As some of you may remember, seven years ago, I had a stroke; not only did it affect me physically but some of my memories took a hit as well. Since then, I have… um, moments when memories I thought were gone suddenly appear out of nowhere; while this is a good thing, er, ah, some of the things that pop into my head aren’t exactly what I’d call clean and pure.
A few minutes ago, I’m taking care of the monthly business, ya know, paying stuff, trying to keep a close eye on what little money I have to work with, when out of the clear blue sky I started ‘thinking’ about every time I got fucked and every blow job I’ve ever given a guy. I mean, I know I’ve done it – remembering that is easy enough – but I recalled some events that I didn’t even know I had forgotten until they flashed through my mind.
And, no, WordPress monitors, I am not going to add any of the nice pictures you provide to help illustrate things…
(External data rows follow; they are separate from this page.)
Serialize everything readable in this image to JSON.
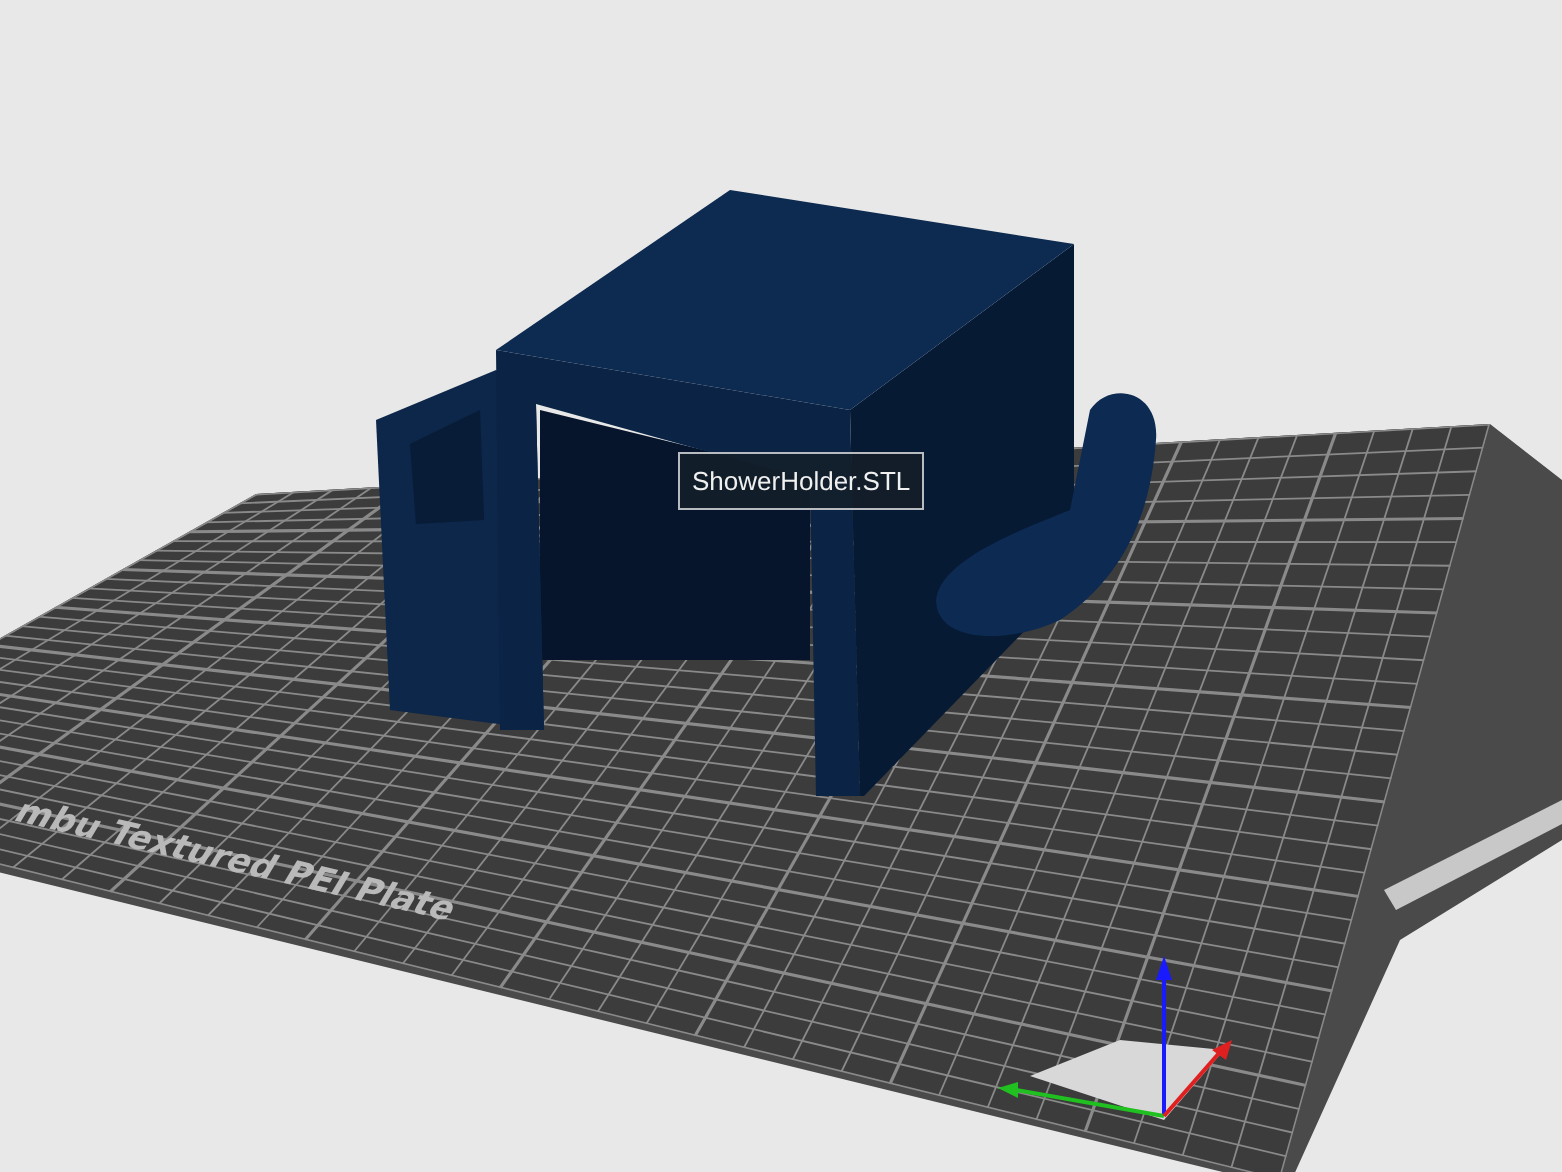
{
  "viewport": {
    "tooltip": "ShowerHolder.STL",
    "plate_label": "mbu Textured PEI Plate"
  }
}
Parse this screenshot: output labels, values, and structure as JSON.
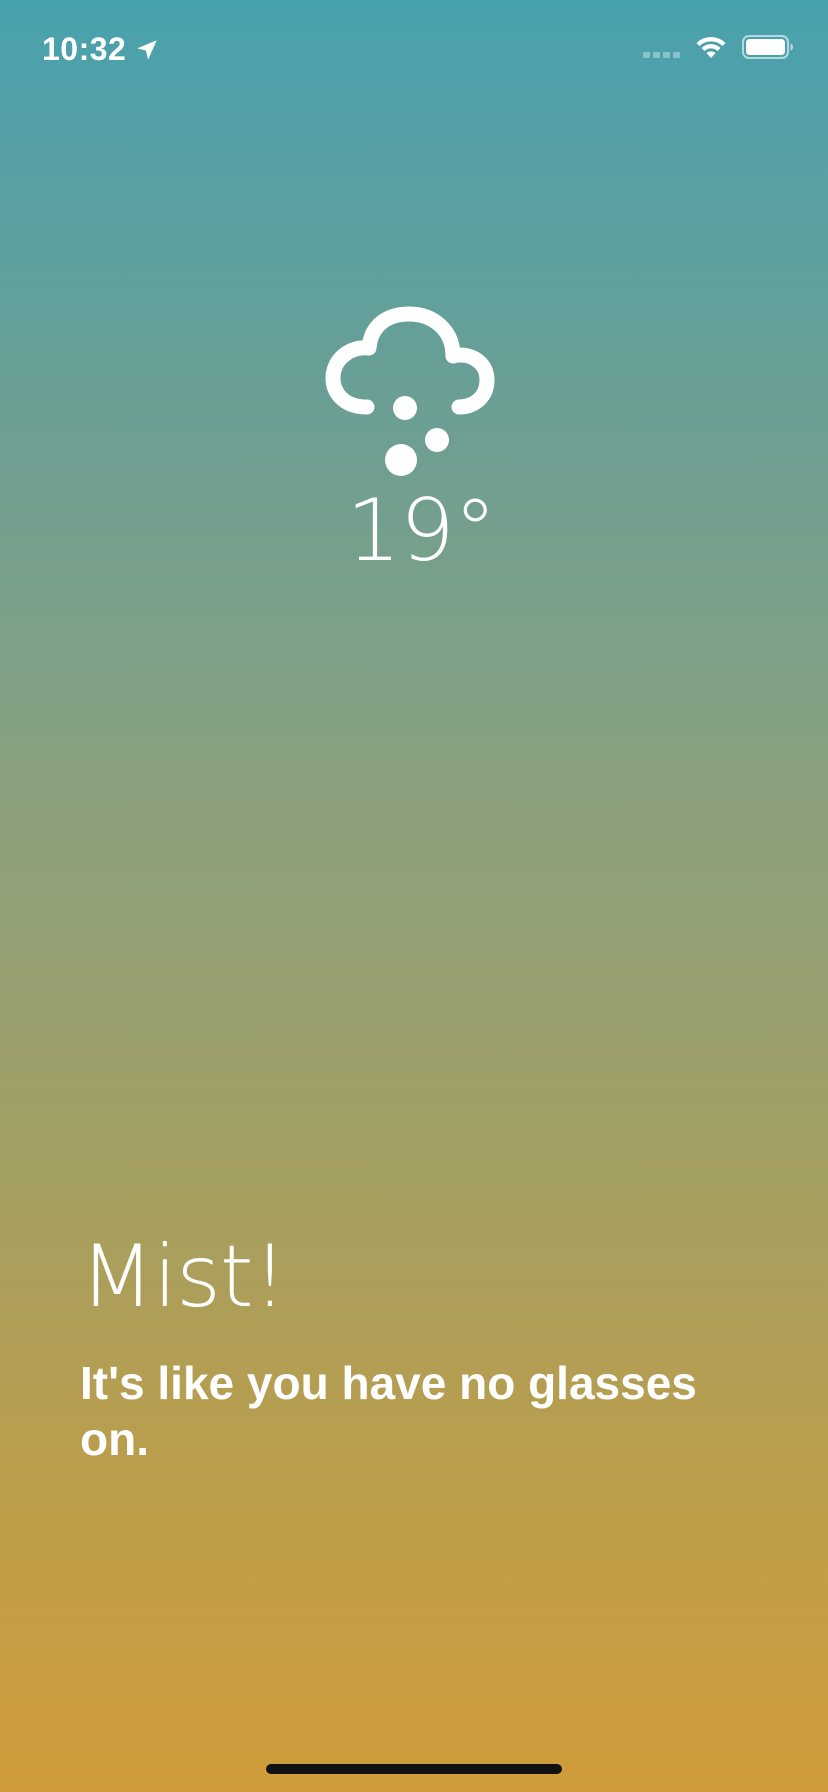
{
  "status_bar": {
    "time": "10:32",
    "location_icon": "location-arrow-icon",
    "signal_icon": "cellular-signal-icon",
    "wifi_icon": "wifi-icon",
    "battery_icon": "battery-icon"
  },
  "weather": {
    "icon": "cloud-hail-icon",
    "temperature": "19°"
  },
  "message": {
    "title": "Mist!",
    "body": "It's like you have no glasses on."
  },
  "colors": {
    "gradient_top": "#48a1ae",
    "gradient_bottom": "#cf9c39",
    "text": "#ffffff",
    "home_indicator": "#111111"
  }
}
Now, as a bisexual, that I’ve done some… stuff is really no surprise to me and I’m glad that my brain is still working on rewiring itself. What struck me about this event – other than the fact that it happened – was the afterthoughts when I got over the mild shock. Well, it wasn’t exactly a thought as much as it was a comfortable feeling; see, now we’re about to get into some really esoteric shit. It was like, yeah, I did that, liked that one time, didn’t as much like everything about the next event – kinda hard to really nail it down when the whole experienced lasted about a minute and so many things flashed through quickly but were noted just the same.
Memory is such a fantastic thing, ain’t it?
I told myself I needed to write this down because I might forget that it happened or that series of events may not take a dash across my neural pathways any time soon. The feelings weren’t about being horny or anything; it was more like my brain was saying, “Oh, here’s some shit I found; take a look at it, okay?”
And I just kinda said, “Oh, okay…” and, well, it was just comfortable – sorry, but that’s the closest I can get to explaining how I felt.
All of this is kinda like a PSA for bi newbies or those bi-curious guys (or guys interested in the subject) that being comfortable with the thoughts of whatever it is you’ve done (or want to do) is a really good thing. Yeah, sure, not every experience I had was all storybook perfect with a happy ending, a reminder that just focusing on the good things that happened doesn’t serve a purpose if/when you’re thinking about your sexuality – it’s best to examine it all because, as it is said, those who fail to learn from history are doomed to repeat it.
This was different from when I’ve searched my mind for a particular event and then examine it in detail; like I said, it was like ‘reading’ some stuff that I found, stuff I hadn’t even known I’d lost – I just thought it interesting that this particular thing would pop into my head.
I know there are a lot of bisexuals who don’t really thing about being bisexual and, truthfully, I don’t think about it as much as I used to when I was younger, back when I had more questions than answers. It’s really something when your brain, which has been known to conspire against you and act on its own volition, kinda makes you think about it… like you need to be reminded.
Even as I sit and write this, I’m still examining the stuff that was ‘found’ or restored, if you will and at a much slower speed… and it’s a lot of stuff to ‘look’ at (imagine me trying to look innocent). I can ‘hear’ my inner voice saying things like, “Wow, I did that with that guy?” or asking, “Um, when did I do that?” or, a couple of times, I looked at something I had done and said, “Ouch…”
Along with the memories were impressions of things I was feeling like pain, discomfort, frustration, mad crazy hungry lust or the empty sensation of not feeling anything at all. Excitement, doubt and uncertainty, and even feelings of resignation sped through along with the really heady feelings of doing something where the risk of getting caught is great… but you do it anyway.
And instead of trying to make some kind of sense out of those thoughts and feeling, I just sighed softly to myself and thought, “It’s all good…” Now, because I did get these things back, I might come back later with what I think about those specific events.